A spate of recent controversial court decisions is raising the ire of conservatives who charge that judicial activists are usurping the popular will.
But scholars and civil-rights lawyers say the courts are playing their long-standing, and well-precedented, role of guardian of constitutionally-protected rights.
The two most recent cases in point: The decision last week by a federal judge in San Francisco temporarily halting implementation of Proposition 209, a California ballot measure passed in November that would potentially bar programs that give preference to women and minorities. The other was Tuesday's ruling by a circuit court judge in Hawaii that a state ban on same-sex marriages was unconstitutional.
"The judiciary is not respecting the balance of powers and instead is becoming the top of the pyramid," says Kristi Hamrick, of the conservative Family Research Council. Counters Michael Laurence, a civil-rights attorney in San Francisco: "Any federal judge who upholds his or her oath to the federal Constitution is subject to this sort of attack. That's why we have the Constitution - to protect the minority against the tyranny of the majority."
Conservatives point to a number of cases in recent years that they believe constitute a trend of the courts thwarting the increasingly conservative mood in public policy. In another prominent California case, a federal judge blocked implementation of a proposition barring benefits to illegal immigrants after its passage in 1994.
And a Supreme Court decision earlier this year invalidated a Colorado state constitutional amendment preventing local and state governments from enacting anti-discrimination laws for homosexuals.
"When [opponents of such measures] can't win in the ballot, they bring their politics into the court," says Sharon Browne, a lead attorney for Proposition 209 authors in federal court.
But University of California at Berkeley law professor Franklin Zimring notes such "activism" is being done by conservatives as well as liberals. He cites the case brought to the US Supreme Court this week by gun control opponents hoping to overturn the Brady handgun law. In any case, the courts are rightfully carrying out judicial review, ensuring there is "quality control in the legislative process," he says.

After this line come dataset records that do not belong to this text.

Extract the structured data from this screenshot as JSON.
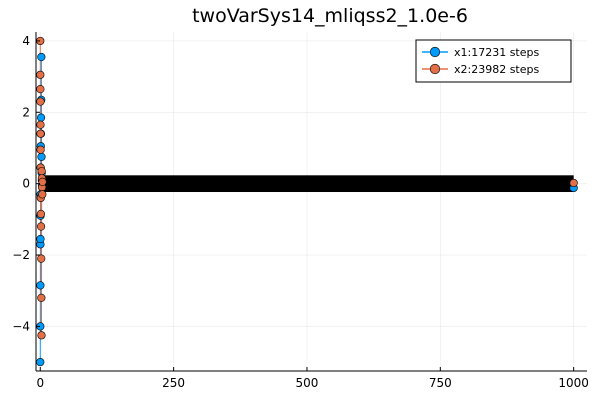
{
  "chart_data": {
    "type": "scatter",
    "title": "twoVarSys14_mliqss2_1.0e-6",
    "xlabel": "",
    "ylabel": "",
    "xlim": [
      -8,
      1025
    ],
    "ylim": [
      -5.25,
      4.25
    ],
    "xticks": [
      0,
      250,
      500,
      750,
      1000
    ],
    "yticks": [
      -4,
      -2,
      0,
      2,
      4
    ],
    "xtick_labels": [
      "0",
      "250",
      "500",
      "750",
      "1000"
    ],
    "ytick_labels": [
      "−4",
      "−2",
      "0",
      "2",
      "4"
    ],
    "grid": true,
    "legend_position": "top-right",
    "dense_band": {
      "x_start": 5,
      "x_end": 1000,
      "y_low": -0.15,
      "y_high": 0.15,
      "color": "#000000"
    },
    "series": [
      {
        "name": "x1:17231 steps",
        "color": "#009AFA",
        "x": [
          0,
          0.1,
          0.2,
          0.3,
          0.4,
          0.5,
          0.6,
          0.8,
          1.0,
          1.2,
          1.5,
          1.8,
          2.0,
          2.3,
          2.6,
          3.0,
          3.4,
          1000
        ],
        "y": [
          -5.0,
          -4.0,
          -2.85,
          -1.7,
          -1.55,
          -0.9,
          -0.3,
          0.45,
          1.05,
          1.4,
          1.85,
          2.35,
          3.55,
          0.75,
          0.3,
          0.1,
          -0.05,
          -0.12
        ]
      },
      {
        "name": "x2:23982 steps",
        "color": "#E26F46",
        "x": [
          0,
          0.1,
          0.2,
          0.3,
          0.4,
          0.5,
          0.6,
          0.8,
          1.0,
          1.2,
          1.5,
          1.8,
          2.0,
          2.3,
          2.6,
          3.0,
          3.4,
          3.8,
          4.2,
          1000
        ],
        "y": [
          4.0,
          3.05,
          2.65,
          2.3,
          1.65,
          1.4,
          0.95,
          0.45,
          -0.4,
          -0.85,
          -1.2,
          -2.1,
          -3.2,
          -4.25,
          0.35,
          0.15,
          -0.1,
          -0.3,
          0.05,
          0.02
        ]
      }
    ]
  }
}
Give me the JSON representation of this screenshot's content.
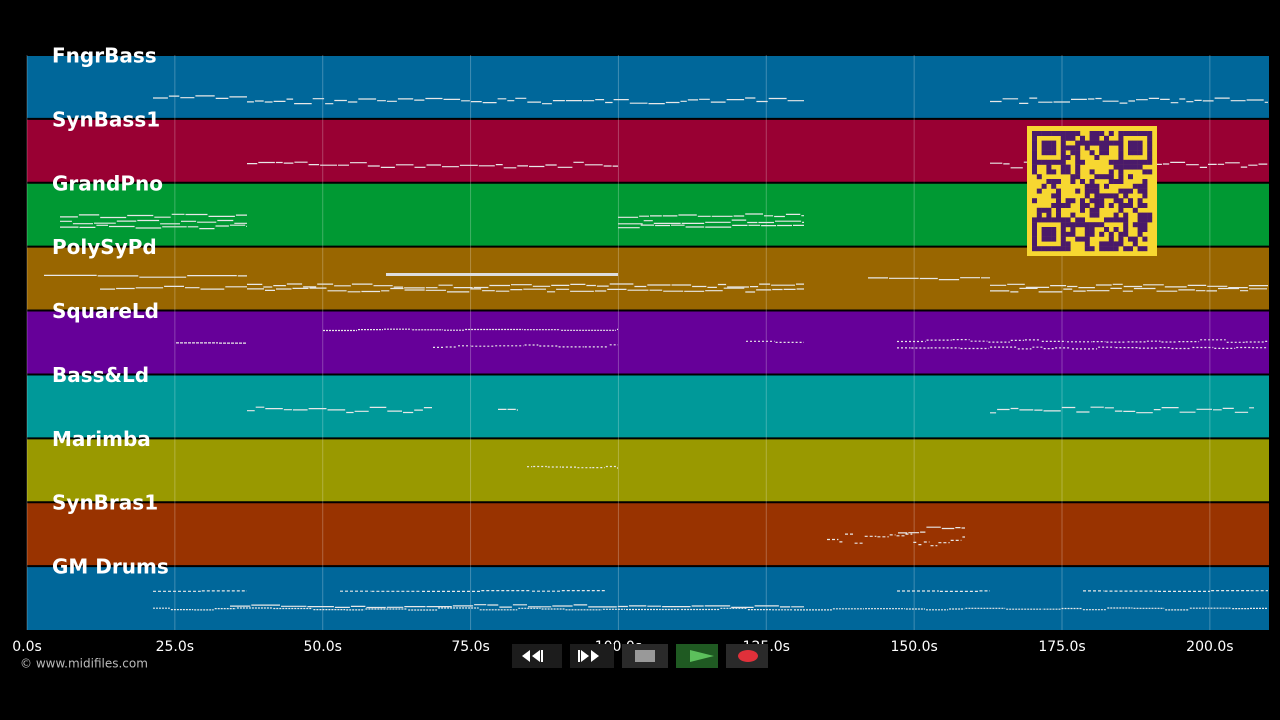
{
  "tracks": [
    {
      "name": "FngrBass",
      "color": "#00679a"
    },
    {
      "name": "SynBass1",
      "color": "#990033"
    },
    {
      "name": "GrandPno",
      "color": "#009933"
    },
    {
      "name": "PolySyPd",
      "color": "#996600"
    },
    {
      "name": "SquareLd",
      "color": "#660099"
    },
    {
      "name": "Bass&Ld",
      "color": "#009999"
    },
    {
      "name": "Marimba",
      "color": "#999900"
    },
    {
      "name": "SynBras1",
      "color": "#993300"
    },
    {
      "name": "GM Drums",
      "color": "#00679a"
    }
  ],
  "time_axis": {
    "xlim": [
      0,
      210
    ],
    "ticks": [
      {
        "value": 0,
        "label": "0.0s"
      },
      {
        "value": 25,
        "label": "25.0s"
      },
      {
        "value": 50,
        "label": "50.0s"
      },
      {
        "value": 75,
        "label": "75.0s"
      },
      {
        "value": 100,
        "label": "100.0s"
      },
      {
        "value": 125,
        "label": "125.0s"
      },
      {
        "value": 150,
        "label": "150.0s"
      },
      {
        "value": 175,
        "label": "175.0s"
      },
      {
        "value": 200,
        "label": "200.0s"
      }
    ]
  },
  "footer": "© www.midifiles.com"
}
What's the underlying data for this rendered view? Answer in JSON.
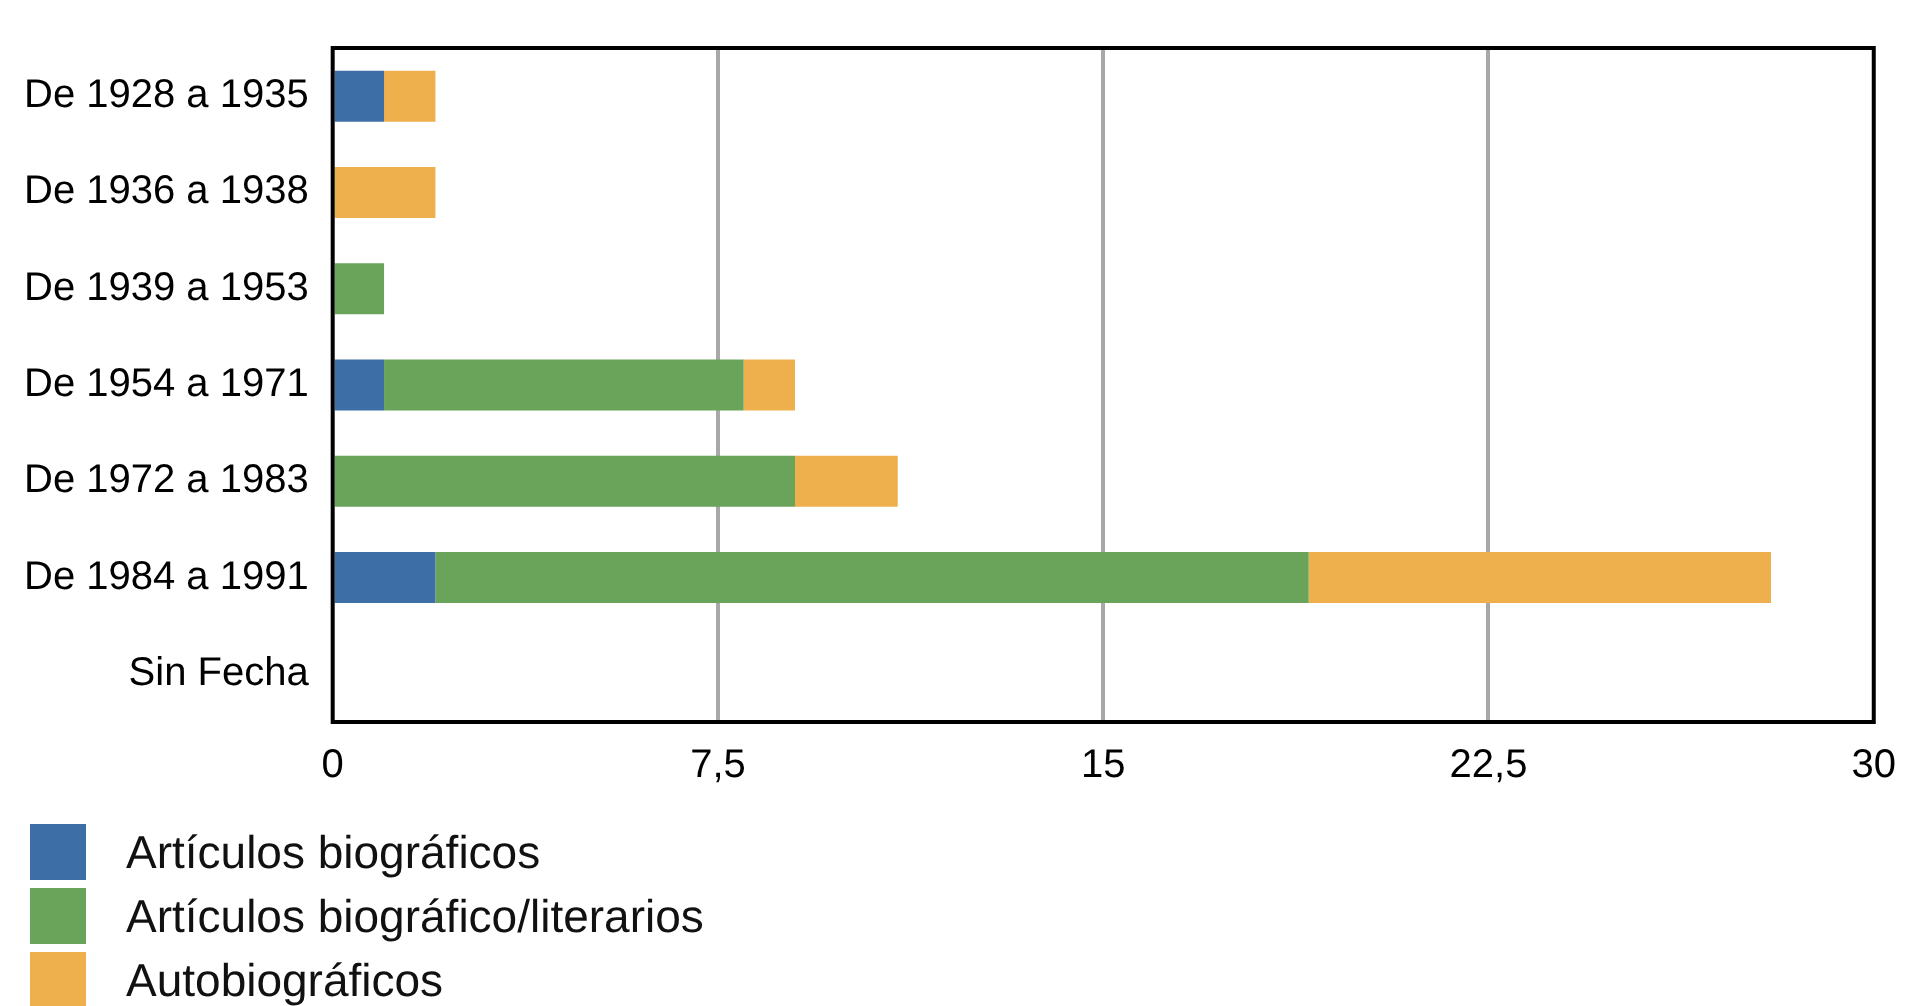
{
  "chart_data": {
    "type": "bar",
    "orientation": "horizontal",
    "stacked": true,
    "categories": [
      "De 1928 a 1935",
      "De 1936 a 1938",
      "De 1939 a 1953",
      "De 1954 a 1971",
      "De 1972 a 1983",
      "De 1984 a 1991",
      "Sin Fecha"
    ],
    "series": [
      {
        "name": "Artículos biográficos",
        "color": "#3d6ea6",
        "values": [
          1,
          0,
          0,
          1,
          0,
          2,
          0
        ]
      },
      {
        "name": "Artículos biográfico/literarios",
        "color": "#6aa35a",
        "values": [
          0,
          0,
          1,
          7,
          9,
          17,
          0
        ]
      },
      {
        "name": "Autobiográficos",
        "color": "#eeb04c",
        "values": [
          1,
          2,
          0,
          1,
          2,
          9,
          0
        ]
      }
    ],
    "xlim": [
      0,
      30
    ],
    "xticks": [
      0,
      {
        "value": 7.5,
        "label": "7,5"
      },
      15,
      {
        "value": 22.5,
        "label": "22,5"
      },
      30
    ],
    "grid": "x",
    "legend": "bottom left"
  }
}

The need for review is greatest in the case of laws adopted by ballot initiative, says constitutional scholar Gerald Uelmen of the Santa Clara University law school. The ballot measures are often poorly drafted, reflecting political rather than policy aims, he says.
In both the Hawaii case and California's Prop. 209, the underlying legal issue was the same - the right to equal protection. That right is codified in the Fourteenth Amendment of the Constitution, enacted after the Civil War to protect the rights of newly freed slaves.
Based on that clause, the Supreme Court has upheld certain kinds of government efforts to redress discrimination, including forms of affirmative action.
The American Civil Liberties Union contends that Prop. 209 violates the 14th Amendment, arguing that it freezes current discrimination in place, taking away remedies to rectify that inequality. The ACLU cites several Supreme Court decisions as precedents, including the overturning of the Colorado gay rights initiative.